The coronavirus pandemic has been frightening. For many people, it has been a lonely experience.

Everyone is more distant than ever. Overcoming the downsides of this has been the focus of plenty of articles in recent months.

As lockdown restrictions continue to transform the way we connect and communication as both individuals and as organisations, I’d like to consider another perspective and ask whether in the face of these challenges, space has been created for some new and different voices

Author and businessman Stephen Covey famously highlighted that one of the most important habits of highly effective leaders is the ability not just to find your own voice, but to inspire others to find theirs.

While the lockdown has created huge challenges for everyone at both a personal and professional level, what it has created is a levelling of the playing field at a scale we’ve never seen before. From leaders to frontline workers and everyone in between, what is putting us all on a more equal footing in organisations is that no one has the answers.

Is this leading to a new environment not just where more people are finding the confidence to raise their voice, but where we have the space to take more notice?

The Zoom era

One of the biggest changes in how we do our jobs has been the overnight shift to video conferencing as the primary way for us to connect and continue to make things happen.

Zoom now has more than 300 million daily users. It has transformed our daily life, and, while the challenge of Zoom fatigue is very real, the new behaviours it is enabling could also be having some positive effects that we can build on for the future.

Some organisations that I have been talking too have been reflecting that they are starting to see that those often thought of as ‘the quiet ones’, now contributing more to conversations over Zoom and other platforms.

I was interested in an example of a Zoom meeting of around 15 mostly senior people discussing a new idea for a project, when one ‘quieter’ team member put some thoughts in the chat bar. That person’s idea went on to become the basis that the entire piece of work was taken forward on.

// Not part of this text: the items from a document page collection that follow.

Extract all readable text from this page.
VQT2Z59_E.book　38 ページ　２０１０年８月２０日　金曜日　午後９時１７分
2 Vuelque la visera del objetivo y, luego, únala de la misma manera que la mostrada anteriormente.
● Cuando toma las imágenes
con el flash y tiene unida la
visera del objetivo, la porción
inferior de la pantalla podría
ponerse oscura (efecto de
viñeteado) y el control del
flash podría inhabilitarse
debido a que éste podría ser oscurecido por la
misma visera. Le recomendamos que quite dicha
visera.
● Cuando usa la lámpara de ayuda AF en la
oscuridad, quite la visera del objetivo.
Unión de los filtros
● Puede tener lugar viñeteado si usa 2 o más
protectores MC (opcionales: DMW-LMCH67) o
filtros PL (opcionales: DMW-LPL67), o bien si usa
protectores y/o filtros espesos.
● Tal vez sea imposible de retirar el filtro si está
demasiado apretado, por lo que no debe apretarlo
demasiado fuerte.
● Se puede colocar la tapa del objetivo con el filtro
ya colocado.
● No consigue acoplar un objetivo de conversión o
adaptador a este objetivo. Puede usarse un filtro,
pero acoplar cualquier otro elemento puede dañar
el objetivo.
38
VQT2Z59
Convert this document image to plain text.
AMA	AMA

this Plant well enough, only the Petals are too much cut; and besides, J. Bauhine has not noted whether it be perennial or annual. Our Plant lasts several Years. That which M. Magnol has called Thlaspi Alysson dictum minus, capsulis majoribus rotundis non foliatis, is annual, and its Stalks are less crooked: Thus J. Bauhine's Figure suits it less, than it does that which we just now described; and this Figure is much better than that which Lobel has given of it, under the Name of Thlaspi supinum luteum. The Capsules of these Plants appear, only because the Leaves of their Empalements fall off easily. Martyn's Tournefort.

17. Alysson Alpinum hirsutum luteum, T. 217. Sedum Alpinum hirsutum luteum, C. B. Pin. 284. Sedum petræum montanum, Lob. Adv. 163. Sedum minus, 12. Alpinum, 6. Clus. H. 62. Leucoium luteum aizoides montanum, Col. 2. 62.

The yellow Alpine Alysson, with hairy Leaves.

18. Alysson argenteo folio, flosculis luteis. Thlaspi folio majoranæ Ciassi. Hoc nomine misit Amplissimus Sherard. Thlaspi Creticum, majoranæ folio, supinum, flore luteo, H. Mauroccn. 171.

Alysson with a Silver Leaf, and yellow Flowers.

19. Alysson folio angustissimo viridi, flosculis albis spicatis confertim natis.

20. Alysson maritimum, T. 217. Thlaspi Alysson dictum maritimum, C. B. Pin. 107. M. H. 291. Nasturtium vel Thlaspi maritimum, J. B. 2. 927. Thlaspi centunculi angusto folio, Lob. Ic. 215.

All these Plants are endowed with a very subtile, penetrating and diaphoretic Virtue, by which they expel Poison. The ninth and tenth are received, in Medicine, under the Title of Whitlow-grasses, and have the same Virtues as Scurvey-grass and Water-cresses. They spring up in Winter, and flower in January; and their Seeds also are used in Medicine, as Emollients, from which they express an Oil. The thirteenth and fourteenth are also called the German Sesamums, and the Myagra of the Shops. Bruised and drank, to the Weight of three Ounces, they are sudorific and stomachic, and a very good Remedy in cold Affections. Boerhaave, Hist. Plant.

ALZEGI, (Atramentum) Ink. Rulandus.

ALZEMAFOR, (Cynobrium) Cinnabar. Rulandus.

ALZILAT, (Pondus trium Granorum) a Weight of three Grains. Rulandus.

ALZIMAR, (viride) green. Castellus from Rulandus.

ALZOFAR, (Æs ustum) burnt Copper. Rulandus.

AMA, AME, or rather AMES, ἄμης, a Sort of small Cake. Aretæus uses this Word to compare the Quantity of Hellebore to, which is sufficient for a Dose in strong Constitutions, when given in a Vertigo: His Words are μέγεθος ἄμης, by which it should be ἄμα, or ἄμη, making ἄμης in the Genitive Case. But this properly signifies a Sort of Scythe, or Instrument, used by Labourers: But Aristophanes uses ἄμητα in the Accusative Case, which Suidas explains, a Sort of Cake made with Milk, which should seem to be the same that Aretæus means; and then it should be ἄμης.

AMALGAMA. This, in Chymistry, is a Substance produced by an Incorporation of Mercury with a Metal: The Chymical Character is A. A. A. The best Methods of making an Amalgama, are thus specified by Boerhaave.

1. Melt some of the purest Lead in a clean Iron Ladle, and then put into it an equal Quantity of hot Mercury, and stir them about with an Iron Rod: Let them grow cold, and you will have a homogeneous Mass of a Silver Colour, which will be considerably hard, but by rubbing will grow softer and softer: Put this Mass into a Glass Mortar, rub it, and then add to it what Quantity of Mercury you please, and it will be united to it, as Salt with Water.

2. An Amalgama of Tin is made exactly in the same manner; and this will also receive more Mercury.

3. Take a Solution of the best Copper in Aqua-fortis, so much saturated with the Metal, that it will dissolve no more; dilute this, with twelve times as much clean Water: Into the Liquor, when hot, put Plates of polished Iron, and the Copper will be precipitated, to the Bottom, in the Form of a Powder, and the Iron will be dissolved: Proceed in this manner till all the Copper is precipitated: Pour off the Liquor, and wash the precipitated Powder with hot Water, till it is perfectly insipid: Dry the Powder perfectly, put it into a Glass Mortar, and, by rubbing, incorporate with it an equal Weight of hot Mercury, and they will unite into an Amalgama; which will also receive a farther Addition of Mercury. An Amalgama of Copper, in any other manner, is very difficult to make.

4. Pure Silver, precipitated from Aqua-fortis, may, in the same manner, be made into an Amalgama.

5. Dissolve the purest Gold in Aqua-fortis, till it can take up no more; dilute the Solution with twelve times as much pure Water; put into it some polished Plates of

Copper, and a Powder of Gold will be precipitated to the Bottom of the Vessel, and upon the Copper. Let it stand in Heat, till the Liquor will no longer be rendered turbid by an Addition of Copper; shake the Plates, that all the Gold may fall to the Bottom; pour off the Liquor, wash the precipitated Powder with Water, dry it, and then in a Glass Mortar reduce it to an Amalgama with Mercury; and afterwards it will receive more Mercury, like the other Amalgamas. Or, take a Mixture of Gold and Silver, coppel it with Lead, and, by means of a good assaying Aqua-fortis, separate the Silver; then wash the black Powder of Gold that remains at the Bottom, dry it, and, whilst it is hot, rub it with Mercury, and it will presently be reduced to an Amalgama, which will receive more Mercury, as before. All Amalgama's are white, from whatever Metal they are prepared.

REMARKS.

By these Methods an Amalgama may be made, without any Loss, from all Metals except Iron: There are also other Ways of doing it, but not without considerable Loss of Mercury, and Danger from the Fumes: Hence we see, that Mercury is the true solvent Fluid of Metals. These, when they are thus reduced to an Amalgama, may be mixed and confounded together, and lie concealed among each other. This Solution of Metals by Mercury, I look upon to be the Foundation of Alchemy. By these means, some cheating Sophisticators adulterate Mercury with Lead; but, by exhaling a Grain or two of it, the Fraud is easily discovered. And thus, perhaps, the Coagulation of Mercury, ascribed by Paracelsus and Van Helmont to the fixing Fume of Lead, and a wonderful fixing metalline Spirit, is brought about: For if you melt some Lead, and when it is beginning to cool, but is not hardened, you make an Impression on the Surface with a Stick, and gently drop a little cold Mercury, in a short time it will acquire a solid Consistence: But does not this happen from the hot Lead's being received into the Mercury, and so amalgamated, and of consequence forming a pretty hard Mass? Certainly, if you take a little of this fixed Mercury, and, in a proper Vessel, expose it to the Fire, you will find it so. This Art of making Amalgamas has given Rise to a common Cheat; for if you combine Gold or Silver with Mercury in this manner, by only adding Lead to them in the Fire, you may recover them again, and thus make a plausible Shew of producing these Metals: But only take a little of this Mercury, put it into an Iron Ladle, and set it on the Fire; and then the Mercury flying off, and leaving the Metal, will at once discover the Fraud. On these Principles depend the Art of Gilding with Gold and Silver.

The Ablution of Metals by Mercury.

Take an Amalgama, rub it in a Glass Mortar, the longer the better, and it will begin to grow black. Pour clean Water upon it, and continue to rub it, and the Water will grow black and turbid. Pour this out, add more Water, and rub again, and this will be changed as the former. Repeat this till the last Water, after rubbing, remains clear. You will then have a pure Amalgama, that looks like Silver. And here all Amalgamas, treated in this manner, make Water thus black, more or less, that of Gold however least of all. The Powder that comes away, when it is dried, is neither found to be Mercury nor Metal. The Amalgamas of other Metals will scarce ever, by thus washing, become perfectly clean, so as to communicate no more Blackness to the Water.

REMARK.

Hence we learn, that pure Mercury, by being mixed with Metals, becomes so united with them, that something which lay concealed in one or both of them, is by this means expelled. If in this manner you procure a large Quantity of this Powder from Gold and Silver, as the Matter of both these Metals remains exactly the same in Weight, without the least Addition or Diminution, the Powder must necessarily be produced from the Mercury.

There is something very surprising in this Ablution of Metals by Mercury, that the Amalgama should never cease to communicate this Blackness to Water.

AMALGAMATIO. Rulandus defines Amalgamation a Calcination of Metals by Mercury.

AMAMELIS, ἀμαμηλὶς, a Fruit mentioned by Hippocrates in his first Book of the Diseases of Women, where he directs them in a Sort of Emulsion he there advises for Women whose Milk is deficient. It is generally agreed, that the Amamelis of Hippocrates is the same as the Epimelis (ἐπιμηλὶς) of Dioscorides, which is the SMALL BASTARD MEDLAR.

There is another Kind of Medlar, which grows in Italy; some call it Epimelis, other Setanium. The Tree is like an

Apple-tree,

Whether they would have felt comfortable, confident or even given the opportunity to raise their voice above the crowd in a ‘traditional’ meeting setting is an interesting question, but on this new platform they had a new way to use their voice and they influenced the entire future direction of the piece of work as a result.

It got me thinking about how leaders and communicators can become more aware and better empower new voices in their organisations to feel confident enough to speak up. And if we did that how much hidden talent might we be able to uncover?

Thriving in lockdown

Similarly, there are some great examples of some of our current ways of working enabling people who have challenges with traditional office settings to thrive during lockdown.

People with underlying health conditions or commitments caring for family members that might previously have had to take time off to manage their health or responsibilities, potentially missing out on opportunities to have their say or share their ideas, are now being enabled to work in a different way and become more engaged.

Again, the benefits to organisations in unlocking new talent through a more flexible way of working is an interesting area to explore.

Old power vs new power

In the book #newpower, authors Jeremy Heimans and Henry Timms talk about a shift in power brought about by an increasingly hyper connected world from a top down, controlled flow of information, to a more open and collaborative approach where ideas and movements spread and flourish at a pace never seen before.

For communications, this creates a new world of possibilities – one where it’s no longer always the biggest organisations with the loudest voices that are having the most impact but providing a platform for the most genuine and authentic messages to shine through. More about this in a future blog!

Navigating an uncertain future

We are all continue to do our jobs in the face of huge uncertainty. The only thing we know for certain is that we don’t know what the future holds.

If we are to build something better from this then hearing more voices will certainly help. The challenge for everyone – and communications professionals in particular – is to maintain this diversity of contribution when the noise returns.